Al Jazeera has published an interactive animated map to visualize the tragic scale of the conflict between April 2023 and March 2025. This map, created using data from the Armed Conflict Location & Event Data (ACLED) project, plots more than 11,000 recorded attacks across Sudan’s 18 states. What makes the map especially compelling is its temporal animation: showing the conflict unfold over time, attack by attack, with color-coded markers identifying the perpetrators - SAF, RSF, or other groups such as local militias and rebel movements.
The animation captures not just the quantity of violence, but its geographic concentration. Nearly three-quarters of all attacks occurred in Khartoum, Gezira, and North Darfur. Khartoum, the capital, emerges as the epicenter with over 5,500 attacks - an almost unimaginable transformation of an urban capital into a prolonged battlefield. Viewers can see the shift in the conflict over time, such as the rise in violence in Gezira following RSF incursions or the targeted assaults on displacement camps in North Darfur.
What stands out is the map’s ability to make an overwhelming dataset accessible.
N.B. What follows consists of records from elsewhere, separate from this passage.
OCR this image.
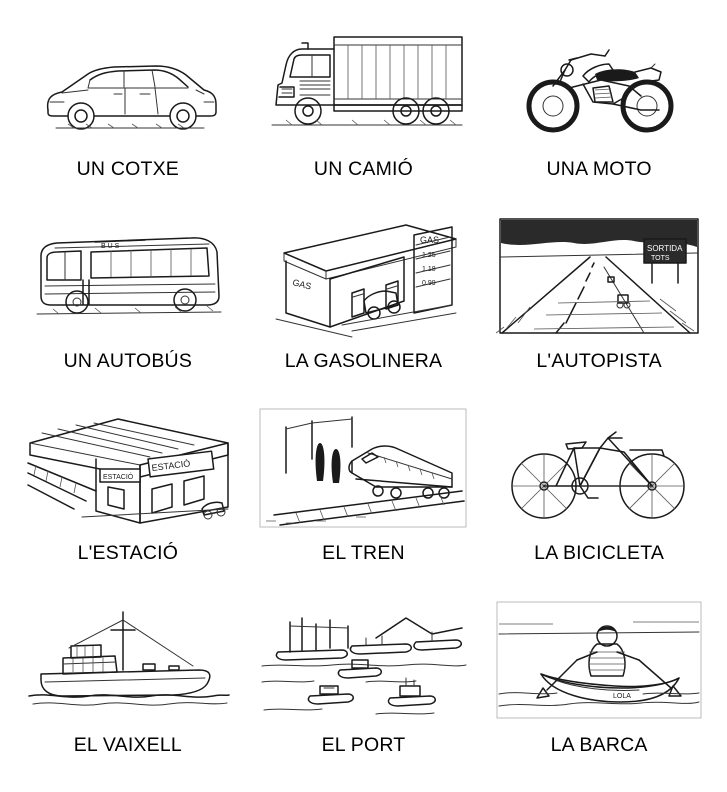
UN COTXE	UN CAMIÓ	UNA MOTO
B U S
UN AUTOBÚS
GAS
GAS
1.25
1.18
0.99
LA GASOLINERA
SORTIDA
TOTS
L'AUTOPISTA
ESTACIÓ
ESTACIÓ
L'ESTACIÓ	EL TREN	LA BICICLETA
EL VAIXELL	EL PORT
LOLA
LA BARCA
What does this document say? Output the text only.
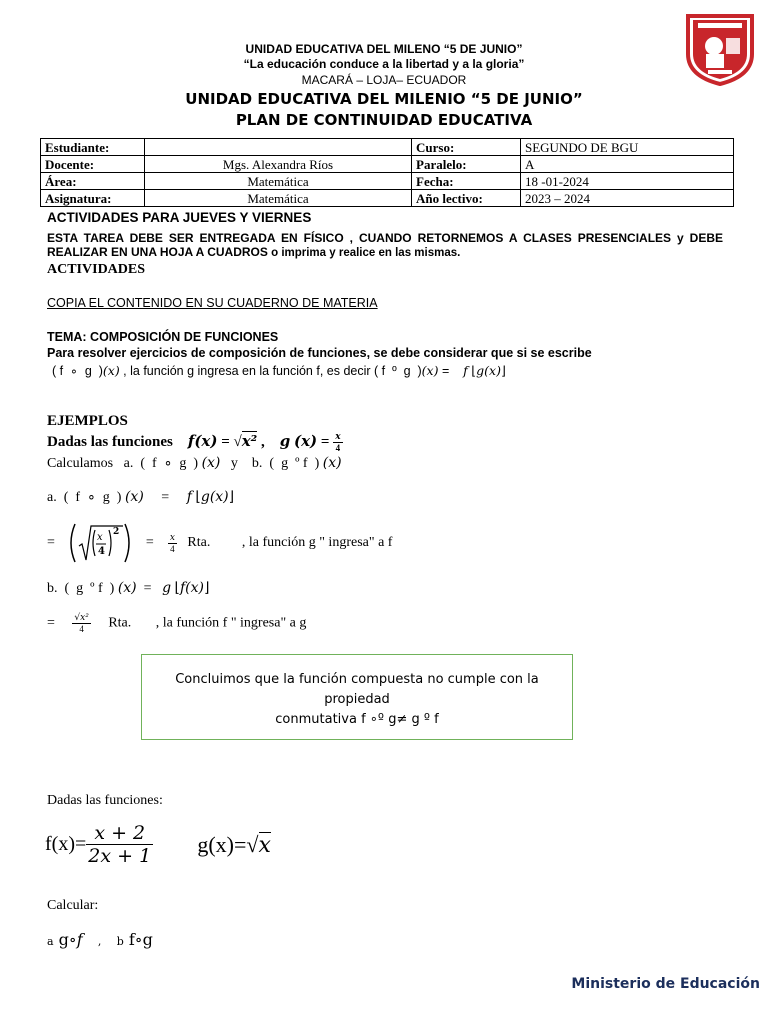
UNIDAD EDUCATIVA DEL MILENO “5 DE JUNIO”
“La educación conduce a la libertad y a la gloria”
MACARÁ – LOJA– ECUADOR
UNIDAD EDUCATIVA DEL MILENIO “5 DE JUNIO”
PLAN DE CONTINUIDAD EDUCATIVA
Estudiante:		Curso:	SEGUNDO DE BGU
Docente:	Mgs. Alexandra Ríos	Paralelo:	A
Área:	Matemática	Fecha:	18 -01-2024
Asignatura:	Matemática	Año lectivo:	2023 – 2024
ACTIVIDADES PARA JUEVES Y VIERNES
ESTA TAREA DEBE SER ENTREGADA EN FÍSICO , CUANDO RETORNEMOS A CLASES PRESENCIALES y DEBE REALIZAR EN UNA HOJA A CUADROS o imprima y realice en las mismas.
ACTIVIDADES
COPIA EL CONTENIDO EN SU CUADERNO DE MATERIA
TEMA: COMPOSICIÓN DE FUNCIONES
Para resolver ejercicios de composición de funciones, se debe considerar que si se escribe
( f  ∘  g  )(x) , la función g ingresa en la función f, es decir ( f  º  g  )(x) =    f ⌊g(x)⌋
EJEMPLOS
Dadas las funciones f(x) = √x² ,    g $(x) = \frac{x}{4}$
Calculamos   a.  (  f  ∘  g  ) (x)   y    b.  (  g  º f  ) (x)
a.  (  f  ∘  g  ) (x)     =     f ⌊g(x)⌋
=	x
4
2
= $\frac{x}{4}$ Rta. , la función g " ingresa" a f
b.  (  g  º f  ) (x)  =   g ⌊f(x)⌋
= $\frac{\text{√x²}}{4}$ Rta. , la función f " ingresa" a g
Concluimos que la función compuesta no cumple con la propiedad
conmutativa f ∘º g≠ g º f
Dadas las funciones:
$f(x)= \frac{x + 2}{2x + 1} g(x)=√x$
Calcular:
a g∘f , b f∘g
Ministerio de Educación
Color-coded pins differentiate between army strikes, RSF actions, and those of unaffiliated groups, while the gradual build-up of violence reveals critical inflection points - such as the peak in August 2023, and renewed escalations in early 2024. The result is a tool that is both informative and unsettling, allowing users to trace patterns of brutality, understand regional dynamics, and grasp the persistence of violence despite shifting frontlines.